Word Count: 566
I thought I might spend the rest of my life in a wheelchair. And I was only in the sixth grade.
I’d played a thousand neighborhood football games since I could walk and had no reason to think this particular pickup game would be any different. But it was.
I heard a loud snap as if a pine tree had fallen in the woods, or maybe a sheet of ice had cracked. My friends told me later my face was as pale as the snow. It was January in Raleigh.
I can still see my friends hovering over me, their own faces drained of color. Next thing I knew, my neighbor’s dad snatched me up and placed me in the car.
Dr. Lyman Smith just happened to be at the hospital that night—Smith, the team doctor for the Carolina Hurricanes of the National Hockey League. I watched him rub his forehead and saw deep wrinkles crease his brow. “We’ve got to operate right now,” he told my dad. “After seeing the x-rays, I’m worried he’s destroyed the growth plate in his hip where the femur meets the pelvis. He’ll probably need a steel plate and a dozen screws or more.”
Dr. Smith’s words hit me like a train; my imagination ran wild. Is this really happening? Will I ever walk again? Could I really spend the rest of my life in a wheelchair? Then everything went black.
I opened my eyes and squinted at the white-tile ceiling overhead. Then I remembered: the hospital, my leg, the surgery. I sat up and immediately felt sick. An IV was pumping something into my arm and I slumped back on the pillow. There wasn’t much pain—the medication was probably taking care of that—but the surgery… I had no way of knowing how it went, how long I’d been out.
I turned my head and there covering the bedside table, lining the windowsill, spilling onto the radiator ledge was an array of flowers and get-well cards, so many of them, all bright and cheery.

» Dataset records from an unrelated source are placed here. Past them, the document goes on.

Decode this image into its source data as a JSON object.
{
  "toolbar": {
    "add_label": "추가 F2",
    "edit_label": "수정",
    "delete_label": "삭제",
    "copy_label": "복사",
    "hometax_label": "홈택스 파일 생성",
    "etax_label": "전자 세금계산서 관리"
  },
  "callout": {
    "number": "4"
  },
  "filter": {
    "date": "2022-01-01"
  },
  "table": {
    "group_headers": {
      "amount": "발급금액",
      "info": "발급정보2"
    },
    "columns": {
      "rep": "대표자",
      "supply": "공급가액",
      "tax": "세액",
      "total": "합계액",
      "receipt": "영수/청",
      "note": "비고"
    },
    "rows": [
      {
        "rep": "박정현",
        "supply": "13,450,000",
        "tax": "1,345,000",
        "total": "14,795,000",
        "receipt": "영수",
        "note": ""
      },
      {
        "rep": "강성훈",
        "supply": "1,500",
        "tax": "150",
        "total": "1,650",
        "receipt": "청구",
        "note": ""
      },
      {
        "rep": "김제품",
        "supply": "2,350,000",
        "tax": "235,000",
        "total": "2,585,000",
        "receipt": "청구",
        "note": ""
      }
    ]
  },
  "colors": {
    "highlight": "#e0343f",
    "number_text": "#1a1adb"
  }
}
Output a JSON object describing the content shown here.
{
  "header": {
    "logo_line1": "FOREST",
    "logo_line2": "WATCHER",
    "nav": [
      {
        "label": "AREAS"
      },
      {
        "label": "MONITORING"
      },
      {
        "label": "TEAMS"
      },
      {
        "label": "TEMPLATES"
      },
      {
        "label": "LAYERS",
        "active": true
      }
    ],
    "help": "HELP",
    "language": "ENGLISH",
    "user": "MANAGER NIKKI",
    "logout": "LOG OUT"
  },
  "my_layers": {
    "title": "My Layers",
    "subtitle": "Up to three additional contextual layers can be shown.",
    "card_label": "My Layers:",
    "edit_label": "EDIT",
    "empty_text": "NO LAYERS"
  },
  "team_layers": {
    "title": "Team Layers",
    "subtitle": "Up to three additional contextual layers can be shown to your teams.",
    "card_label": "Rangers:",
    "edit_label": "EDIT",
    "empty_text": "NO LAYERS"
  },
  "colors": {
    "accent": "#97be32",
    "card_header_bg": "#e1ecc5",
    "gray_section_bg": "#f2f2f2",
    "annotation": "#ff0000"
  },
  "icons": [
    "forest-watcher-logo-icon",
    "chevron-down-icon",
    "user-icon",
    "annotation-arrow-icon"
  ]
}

HOPE YOU FEEL BETTER. HANG IN THERE. WE MISS YOU. WE LOVE YOU! And something in me snapped.
Not my leg again, God no. But the emotion that flooded over me… I’d never really had many friends—at least I didn’t think so. But the cards and flowers… That moment after the surgery triggered a break that was long overdue.
There were tough days that followed in the hospital: a lot of pain and two more surgeries, then physical therapy, and nine weeks of crutches at home. Through it all, members of my church and neighborhood friends came to visit. Teachers made special accommodations and classmates stopped by daily to drop off homework and check on me. My leg was growing stronger. And my friendships were too.
Now, six years later, I am healed. I play baseball and lacrosse, hunt, fish, and swim. I have many close friends and do not take life for granted—and I believe this is a direct result of my leg injury. That snowy day during a pick-up football game was a turning point for me, a breaking point if you will, from the withdrawn kid I was to the outgoing person I am now.
It seems so ironic that the injury I thought might land me in a wheelchair forever has in fact made me stand tall.